右手で柄を握り、左手で鞭の先端をつまみ弓なりにすると、リゲルの手に狙いを定め、睨みつける。
──スパンッ!──
思い切り鞭を振るうと、リゲルの手元に当たり、ナイフがコツンと落っこちた。
「うっ……!」
痛みに耐えかね前かがみになったところで、すかさず鞭を逆手に持ちかえ、硬い柄の部分で思い切りみぞおちを突くと、あっけなくリゲルはうめき声を上げながら気を失ってしまった。
横で青ざめているザズにも容赦はしない。
ザズは膝立ちになって、クレアのベルトに手をかけていた。このままズボンを脱がせて押さえつけ、無理矢理後背位でコトに及ぶつもりだったのだろう。
考えただけで虫唾が走る。
「おいお前、蹴りやすい位置にいてくれて助かった。」
「ひっ………」
──ドガッ!──
ザズには渾身の回し蹴りで失神をさせた。
リヴァイは電光石火の如く2人の新兵を叩きのめすと、すぐにクレアにかけよる。
「おい、大丈夫か!?」
無言でムクリと起き上がったクレアの口元と胸には2人の精液と地面の砂がつきベタベタになっていた。
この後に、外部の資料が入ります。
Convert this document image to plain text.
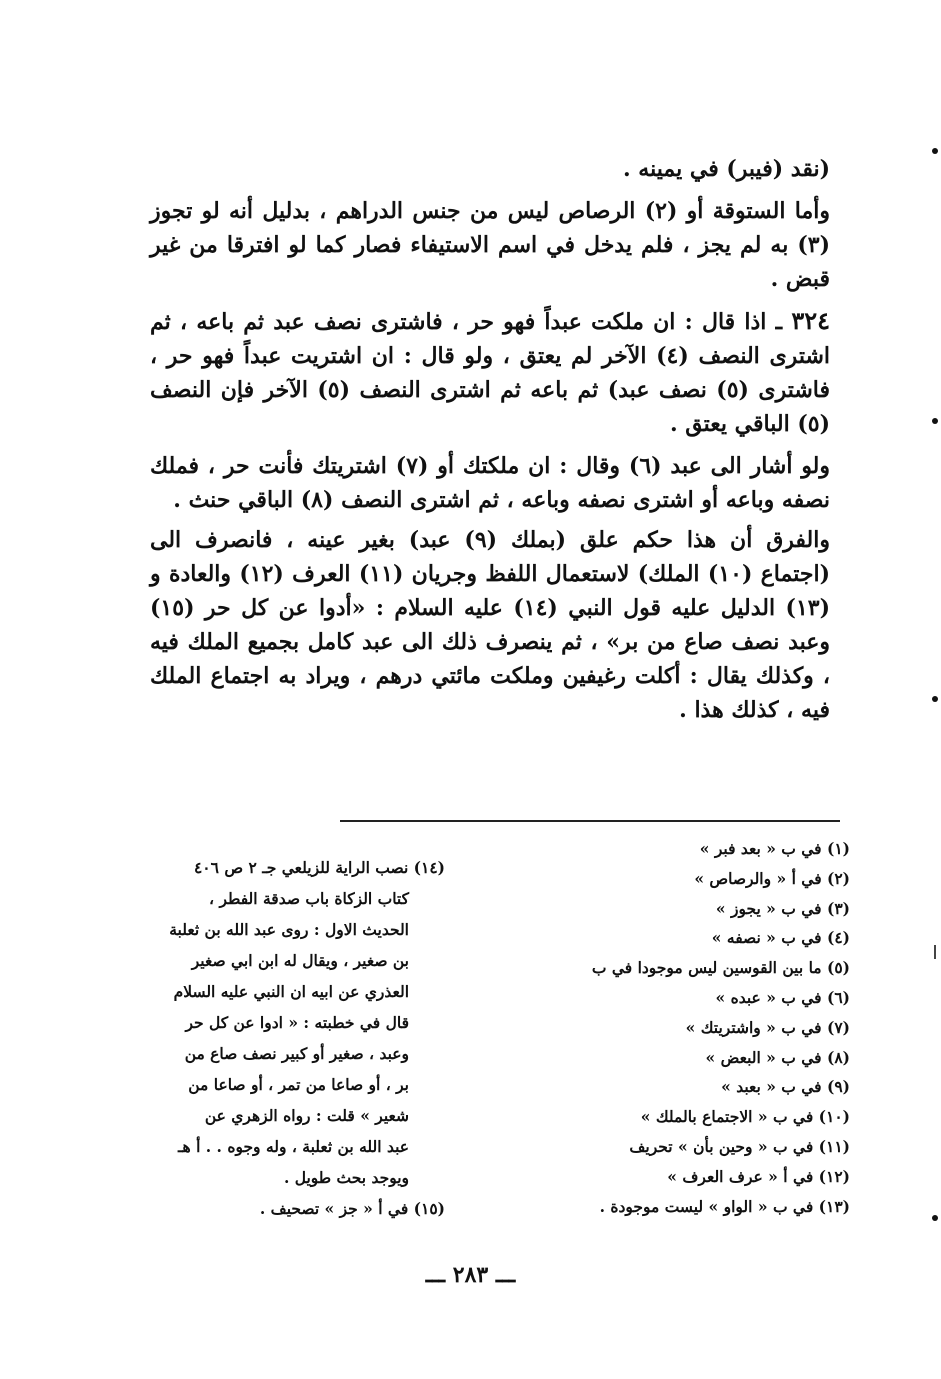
(نقد (فيبر) في يمينه .

وأما الستوقة أو (٢) الرصاص ليس من جنس الدراهم ، بدليل أنه لو تجوز (٣) به لم يجز ، فلم يدخل في اسم الاستيفاء فصار كما لو افترقا من غير قبض .

٣٢٤ ـ اذا قال : ان ملكت عبداً فهو حر ، فاشترى نصف عبد ثم باعه ، ثم اشترى النصف (٤) الآخر لم يعتق ، ولو قال : ان اشتريت عبداً فهو حر ، فاشترى (٥) نصف عبد) ثم باعه ثم اشترى النصف (٥) الآخر فإن النصف (٥) الباقي يعتق .

ولو أشار الى عبد (٦) وقال : ان ملكتك أو (٧) اشتريتك فأنت حر ، فملك نصفه وباعه أو اشترى نصفه وباعه ، ثم اشترى النصف (٨) الباقي حنث .

والفرق أن هذا حكم علق (بملك (٩) عبد) بغير عينه ، فانصرف الى (اجتماع (١٠) الملك) لاستعمال اللفظ وجريان (١١) العرف (١٢) والعادة و (١٣) الدليل عليه قول النبي (١٤) عليه السلام : «أدوا عن كل حر (١٥) وعبد نصف صاع من بر» ، ثم ينصرف ذلك الى عبد كامل بجميع الملك فيه ، وكذلك يقال : أكلت رغيفين وملكت مائتي درهم ، ويراد به اجتماع الملك فيه ، كذلك هذا .

(١) في ب « بعد فبر »
(٢) في أ « والرصاص »
(٣) في ب « يجوز »
(٤) في ب « نصفه »
(٥) ما بين القوسين ليس موجودا في ب
(٦) في ب « عبده »
(٧) في ب « واشتريتك »
(٨) في ب « البعض »
(٩) في ب « بعبد »
(١٠) في ب « الاجتماع بالملك »
(١١) في ب « وحين بأن » تحريف
(١٢) في أ « عرف العرف »
(١٣) في ب « الواو » ليست موجودة .
(١٤) نصب الراية للزيلعي جـ ٢ ص ٤٠٦
كتاب الزكاة باب صدقة الفطر ،
الحديث الاول : روى عبد الله بن ثعلبة
بن صغير ، ويقال له ابن ابي صغير
العذري عن ابيه ان النبي عليه السلام
قال في خطبته : « ادوا عن كل حر
وعبد ، صغير أو كبير نصف صاع من
بر ، أو صاعا من تمر ، أو صاعا من
شعير » قلت : رواه الزهري عن
عبد الله بن ثعلبة ، وله وجوه . . أ هـ
ويوجد بحث طويل .
(١٥) في أ « جز » تصحيف .
ـــ ٢٨٣ ـــ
上半身は裸にされてしまっていたため、リヴァイはすぐに自身のジャケットをかけてやると、大きな外傷がないか確認をした。
「ちょっと待ってろ……」
リヴァイは水道でハンカチを濡らして絞ると、クレアの口元と胸元を丁寧に拭きとっていく。
「遅くなってすまなかった…怖かっただろ。」
まさかの優しい言葉に、クレアはポロポロと涙をこぼし始めた。
「も、申し訳ございません…ハンジさんからも、兵長からも……忠告は受けていたのに……」
いちど溢れ出してしまった涙はなかなか止まってはくれなかった。